Databricks Community

dataEngineer3 · ‎11-09-2021

Hi All,

I am trying to read a csv file from datalake and loading data into sql table using Copyinto.

am facing an issue

Here i created one table with 6 columns same as data in csv file.

but unable to load the data.

can anyone helpme on this

Sebastian · ‎11-09-2021

one option is you can delete the underlying delta file or add mergeschema true while you are writing the delta table.

dataEngineer3 · ‎11-09-2021

Thanks for quick response i added option mergeschema true still unable to load the data

-werners- · ‎11-10-2021

It looks like mergeschema is not active.

You can try to set the parameter active for the session with spark.databricks.delta.schema.automerge.enabled. That is for the whole sparksession.

A better solution is to pass a schema to your csv file (column names and types).

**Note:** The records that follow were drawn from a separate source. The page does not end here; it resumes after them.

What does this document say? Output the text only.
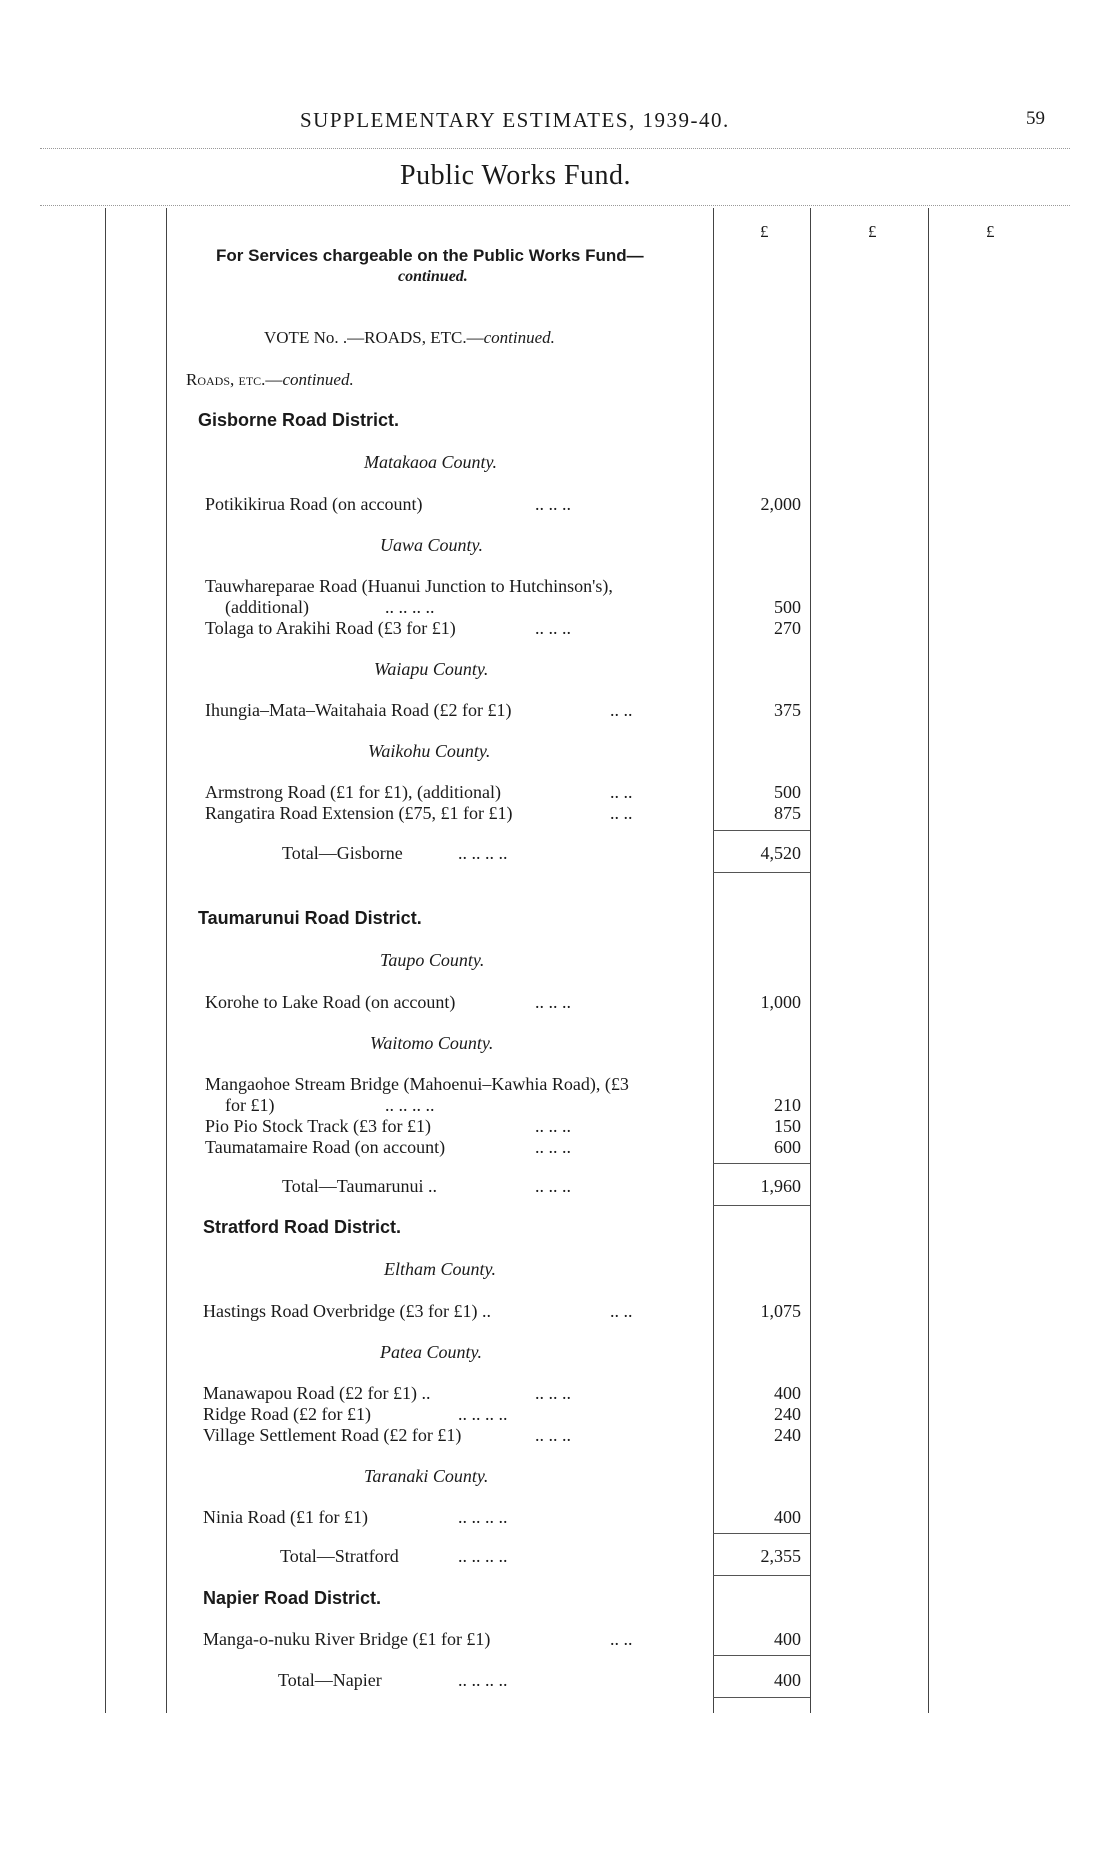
SUPPLEMENTARY ESTIMATES, 1939-40.	59
Public Works Fund.
£	£	£
For Services chargeable on the Public Works Fund—
continued.
VOTE No. .—ROADS, ETC.—continued.
Roads, etc.—continued.
Gisborne Road District.
Matakaoa County.
Potikikirua Road (on account)	.. .. ..	2,000
Uawa County.
Tauwhareparae Road (Huanui Junction to Hutchinson's),
(additional)	.. .. .. ..	500
Tolaga to Arakihi Road (£3 for £1)	.. .. ..	270
Waiapu County.
Ihungia–Mata–Waitahaia Road (£2 for £1)	.. ..	375
Waikohu County.
Armstrong Road (£1 for £1), (additional)	.. ..	500
Rangatira Road Extension (£75, £1 for £1)	.. ..	875
Total—Gisborne	.. .. .. ..	4,520
Taumarunui Road District.
Taupo County.
Korohe to Lake Road (on account)	.. .. ..	1,000
Waitomo County.
Mangaohoe Stream Bridge (Mahoenui–Kawhia Road), (£3
for £1)	.. .. .. ..	210
Pio Pio Stock Track (£3 for £1)	.. .. ..	150
Taumatamaire Road (on account)	.. .. ..	600
Total—Taumarunui ..	.. .. ..	1,960
Stratford Road District.
Eltham County.
Hastings Road Overbridge (£3 for £1) ..	.. ..	1,075
Patea County.
Manawapou Road (£2 for £1) ..	.. .. ..	400
Ridge Road (£2 for £1)	.. .. .. ..	240
Village Settlement Road (£2 for £1)	.. .. ..	240
Taranaki County.
Ninia Road (£1 for £1)	.. .. .. ..	400
Total—Stratford	.. .. .. ..	2,355
Napier Road District.
Manga-o-nuku River Bridge (£1 for £1)	.. ..	400
Total—Napier	.. .. .. ..	400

mergeSchema is pretty interesting , but it does not always work or give the results you want.

Sebastian · ‎11-11-2021

Next thing you can do is if its a full load goto the underlying storage and delete the physical delta table and do a full reload. if you dont have too much time to research on options

dataEngineer3 · ‎11-10-2021

Thanks Werners for your Reply,

How to pass schema(ColumnName && Types) to CSV file ??

-werners- · ‎11-10-2021

That can be done directly in the SQL (with the COPY INTO function) or by using dataframes (classic way).

As you started out with SQL:

-- The example below loads CSV files without headers on ADLS Gen2 using COPY INTO.
-- By casting the data and renaming the columns, you can put the data in the schema you want
COPY INTO delta.`abfss://container@storageAccount.dfs.core.windows.net/deltaTables/target`
FROM (
  SELECT _c0::bigint key, _c1::int index, _c2 textData
  FROM 'abfss://container@storageAccount.dfs.core.windows.net/base/path'
)
FILEFORMAT = CSV
PATTERN = 'folder1/file_[a-g].csv'

(Snippet from the Azure Docs)

There is also an 'inferSchema' option which will try to determine the schema itself (by reading the data twice). But the quality of the result varies, it might not give you the result you expected (doubleType instead of decimalType etc) and it is slower (because you read 2 times).

Using dataframes is similar, but you read the csv using pyspark/scala with a manually defined schema or inferSchema

(https://sparkbyexamples.com/spark/spark-read-csv-file-into-dataframe/)

dataEngineer3 · ‎11-11-2021

Thanks wernes for your quick response.

Here i am having table with 6 columns but how to pass these 6 column names in select command SELECT _c0::bigint key, _c1::int index, _c2 textData
you mean _c0,_C1 are the columns names ??